Given the tree w/ query: (90, 75, 50)
        |--(255, 255, 0)
    |--(0, 255, 255)
|--(0, 255, 0)
        |--(255, 0, 255)
    |--(255, 0, 0)
        |--(0, 0, 255)

The bstNode with key=(255, 0, 0) and value='data/rainbow/color_0.png'

Creating your own mosaic (20 points)

If you have made it here, congratulations! You now have a Python script capable of reading in large collections of images and producing a mosaic in three different ways.

Your next task is to be creative and have fun! Find a target image that you want to convert into a mosaic and find a set of small images you want to use as your replacement tiles. If you cannot find the small tile image, you can also use the instragram imageset (igram). You should not use any of the other test image sets given, as they are monochromatic or random images designed to test your code in human-readable ways.

EDIT: Since apparently PL wont allow you to download the full igram set as a directory, you can find the full dataset as a zip file HERE.

Submit your data visualization (and code)

Unlike the previous MPs, the provided code should work out of the box for any input you choose and you will likely not have to write additional code. That said, you will still need to submit your full processing pipeline (including a copy of your own implementation of part 1) as well as your final visualization separately.

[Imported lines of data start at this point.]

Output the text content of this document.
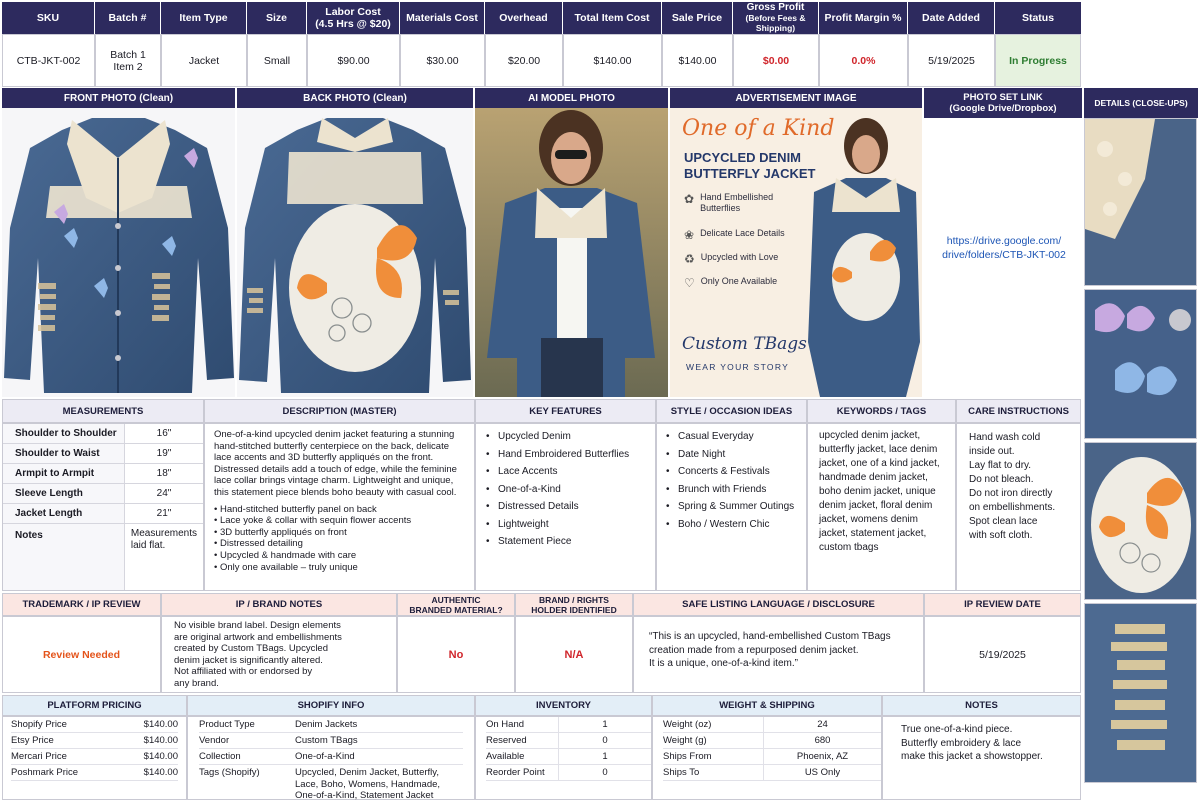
SKU	Batch #	Item Type	Size	Labor Cost
(4.5 Hrs @ $20)	Materials Cost	Overhead	Total Item Cost	Sale Price
Gross Profit
(Before Fees & Shipping)
Profit Margin %	Date Added	Status
CTB-JKT-002	Batch 1
Item 2	Jacket	Small	$90.00	$30.00	$20.00	$140.00	$140.00	$0.00	0.0%	5/19/2025	In Progress
FRONT PHOTO (Clean)	BACK PHOTO (Clean)	AI MODEL PHOTO	ADVERTISEMENT IMAGE	PHOTO SET LINK
(Google Drive/Dropbox)	DETAILS (CLOSE-UPS)
One of a Kind
UPCYCLED DENIM
BUTTERFLY JACKET
✿ Hand Embellished
Butterflies
❀ Delicate Lace Details
♻ Upcycled with Love
♡ Only One Available
Custom TBags
WEAR YOUR STORY
https://drive.google.com/
drive/folders/CTB-JKT-002
MEASUREMENTS
Shoulder to Shoulder	16"
Shoulder to Waist	19"
Armpit to Armpit	18"
Sleeve Length	24"
Jacket Length	21"
Notes	Measurements laid flat.
DESCRIPTION (MASTER)
One-of-a-kind upcycled denim jacket featuring a stunning hand-stitched butterfly centerpiece on the back, delicate lace accents and 3D butterfly appliqués on the front. Distressed details add a touch of edge, while the feminine lace collar brings vintage charm. Lightweight and unique, this statement piece blends boho beauty with casual cool.
• Hand-stitched butterfly panel on back
• Lace yoke & collar with sequin flower accents
• 3D butterfly appliqués on front
• Distressed detailing
• Upcycled & handmade with care
• Only one available – truly unique
KEY FEATURES
• Upcycled Denim
• Hand Embroidered Butterflies
• Lace Accents
• One-of-a-Kind
• Distressed Details
• Lightweight
• Statement Piece
STYLE / OCCASION IDEAS
• Casual Everyday
• Date Night
• Concerts & Festivals
• Brunch with Friends
• Spring & Summer Outings
• Boho / Western Chic
KEYWORDS / TAGS
upcycled denim jacket, butterfly jacket, lace denim jacket, one of a kind jacket, handmade denim jacket, boho denim jacket, unique denim jacket, floral denim jacket, womens denim jacket, statement jacket, custom tbags
CARE INSTRUCTIONS
Hand wash cold
inside out.
Lay flat to dry.
Do not bleach.
Do not iron directly
on embellishments.
Spot clean lace
with soft cloth.
TRADEMARK / IP REVIEW
Review Needed
IP / BRAND NOTES
No visible brand label. Design elements
are original artwork and embellishments
created by Custom TBags. Upcycled
denim jacket is significantly altered.
Not affiliated with or endorsed by
any brand.
AUTHENTIC
BRANDED MATERIAL?
No
BRAND / RIGHTS
HOLDER IDENTIFIED
N/A
SAFE LISTING LANGUAGE / DISCLOSURE
“This is an upcycled, hand-embellished Custom TBags
creation made from a repurposed denim jacket.
It is a unique, one-of-a-kind item.”
IP REVIEW DATE
5/19/2025
PLATFORM PRICING
Shopify Price	$140.00
Etsy Price	$140.00
Mercari Price	$140.00
Poshmark Price	$140.00
SHOPIFY INFO
Product Type	Denim Jackets
Vendor	Custom TBags
Collection	One-of-a-Kind
Tags (Shopify)	Upcycled, Denim Jacket, Butterfly,
Lace, Boho, Womens, Handmade,
One-of-a-Kind, Statement Jacket
INVENTORY
On Hand	1
Reserved	0
Available	1
Reorder Point	0
WEIGHT & SHIPPING
Weight (oz)	24
Weight (g)	680
Ships From	Phoenix, AZ
Ships To	US Only
NOTES
True one-of-a-kind piece.
Butterfly embroidery & lace
make this jacket a showstopper.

Your final visualization should be a PNG of an image of your choosing (and ideally using a tileset of your own design). You should run your image with maximumTilesX set to at least 200 and a tileHeight set to at least 16 but can otherwise change your parameters freely. (This includes which implementation you use to produce your final image)

To ensure that your exploration of this provided code is educational, you are also required to measure the time it takes each of the three implementations (naive, luminance, KD-tree) to produce your mosaic for at least five unique input parameter sets. As the naive approach will take a very long time, your final submission does not need to come from one of these five runs! If you want to make a big final image with a lot of options for tiles, you are strongly encouraged to only use luminance and the KD-tree implementation.